Она добралась до мундира. Краска подсохла, п она попросила, махнув мастихином на другую полку:

— Дай мне растворитель.

Он не знал, какой флакон с растворителем, и поднёс сразу три, зацепив их за горлышки.

— Ты иди, — сказала она, выбрав нужный. — Иди, милый.

Нет, теперь она не могла не услышать себя. И он просто выскочил из мастерской, чтобы не было ни поправок, ни извинений. Он стремглав пронёсся по длинному коридору, з котором пахло красками из-за всех дверей, и сбежал по лестнице, проскочив мимо лифта и не замечая ступеней. Ничего не замечая, он дошёл до стадиона «Динамо» и опомнился перед громадным щитом со странными словами: «Спартак» и «Торпедо». Он стоял и ничего не мог понять, ни одного слова, пока не догадался, что это названия знакомых команд, которые будут играть. Когда? Сегодня. Всего два слова и число, а он едва разобрался.

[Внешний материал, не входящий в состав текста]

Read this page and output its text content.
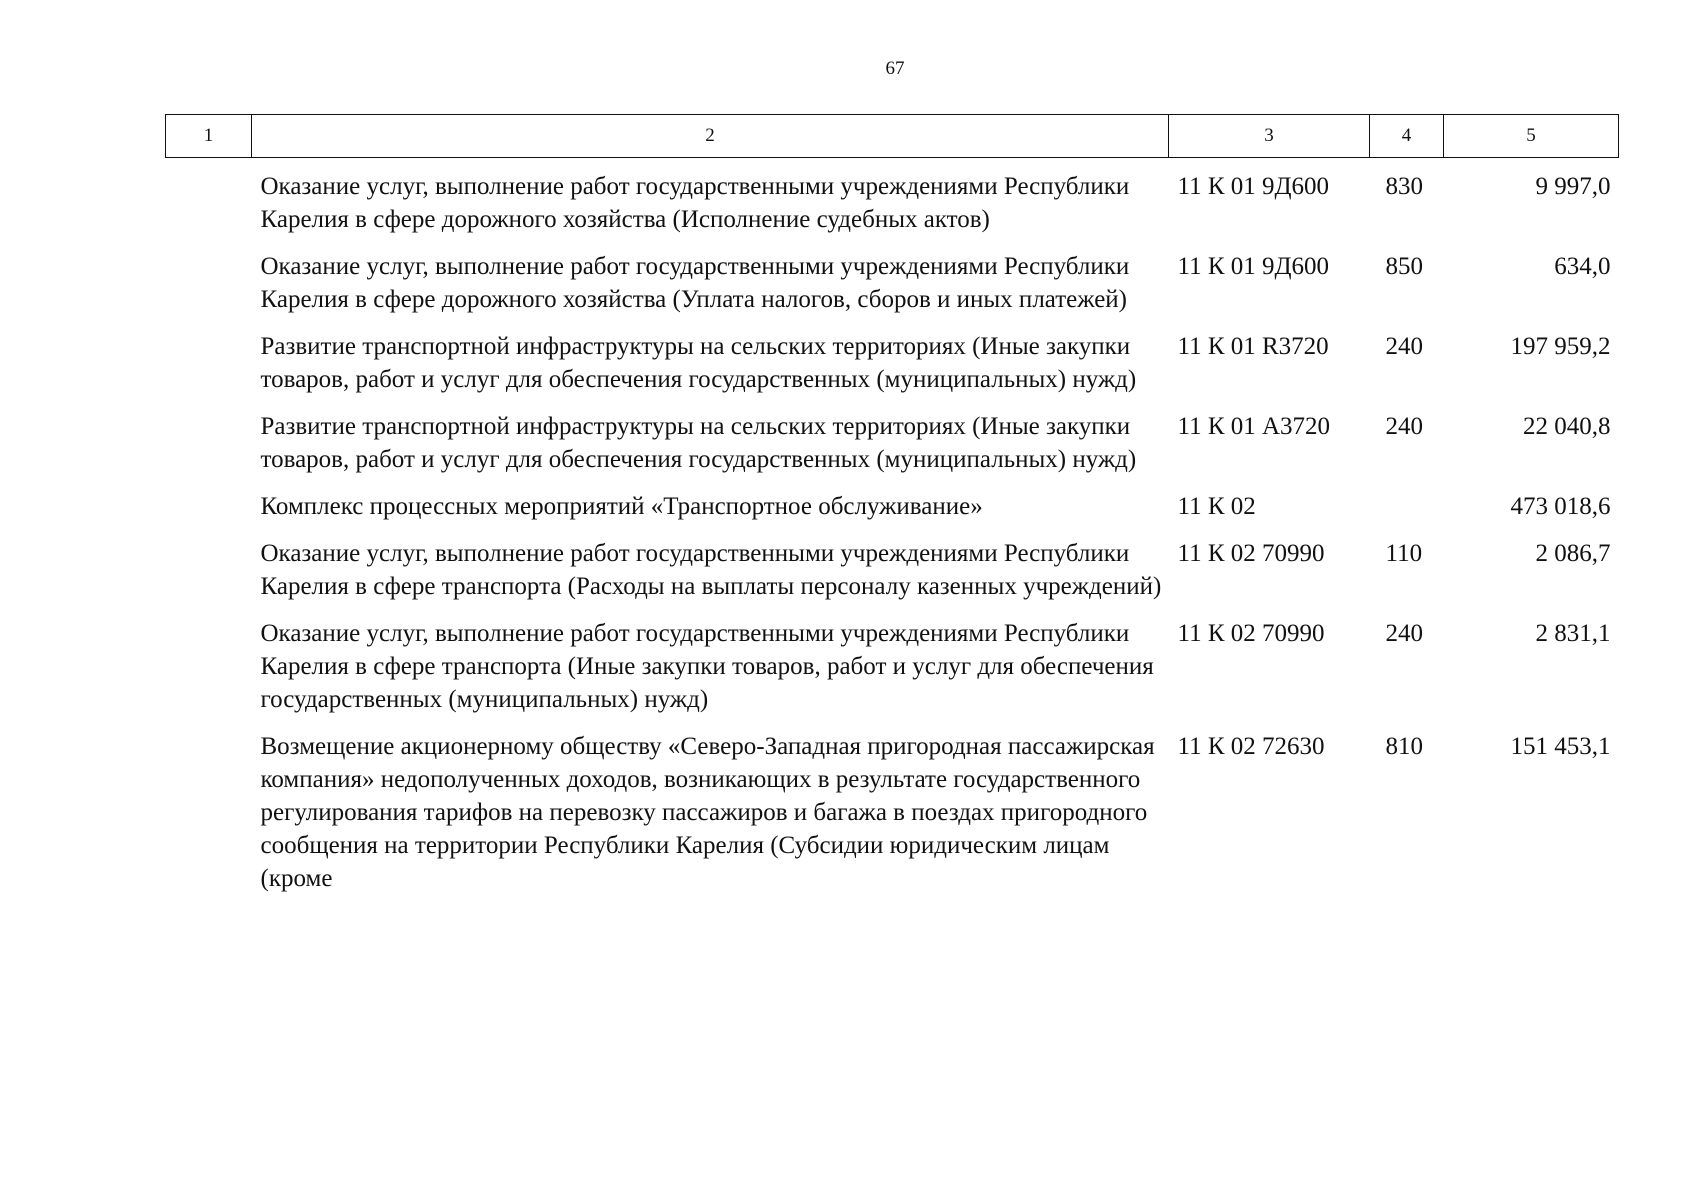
67
1	2	3	4	5
	Оказание услуг, выполнение работ государственными учреждениями Республики Карелия в сфере дорожного хозяйства (Исполнение судебных актов)	11 К 01 9Д600	830	9 997,0
	Оказание услуг, выполнение работ государственными учреждениями Республики Карелия в сфере дорожного хозяйства (Уплата налогов, сборов и иных платежей)	11 К 01 9Д600	850	634,0
	Развитие транспортной инфраструктуры на сельских территориях (Иные закупки товаров, работ и услуг для обеспечения государственных (муниципальных) нужд)	11 К 01 R3720	240	197 959,2
	Развитие транспортной инфраструктуры на сельских территориях (Иные закупки товаров, работ и услуг для обеспечения государственных (муниципальных) нужд)	11 К 01 А3720	240	22 040,8
	Комплекс процессных мероприятий «Транспортное обслуживание»	11 К 02		473 018,6
	Оказание услуг, выполнение работ государственными учреждениями Республики Карелия в сфере транспорта (Расходы на выплаты персоналу казенных учреждений)	11 К 02 70990	110	2 086,7
	Оказание услуг, выполнение работ государственными учреждениями Республики Карелия в сфере транспорта (Иные закупки товаров, работ и услуг для обеспечения государственных (муниципальных) нужд)	11 К 02 70990	240	2 831,1
	Возмещение акционерному обществу «Северо-Западная пригородная пассажирская компания» недополученных доходов, возникающих в результате государственного регулирования тарифов на перевозку пассажиров и багажа в поездах пригородного сообщения на территории Республики Карелия (Субсидии юридическим лицам (кроме	11 К 02 72630	810	151 453,1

Где он был в этот миг? Что это такое — седьмое небо? Он стоял на асфальте своими крепкими ногами. Счастье обитало на земле. Оно было женщиной, которую он только что видел, с пальцами, вымазанными красками, с мастихином, безжалостно сдиравшим людские черты, чтобы сделать их ещё человечней, даже в ярости.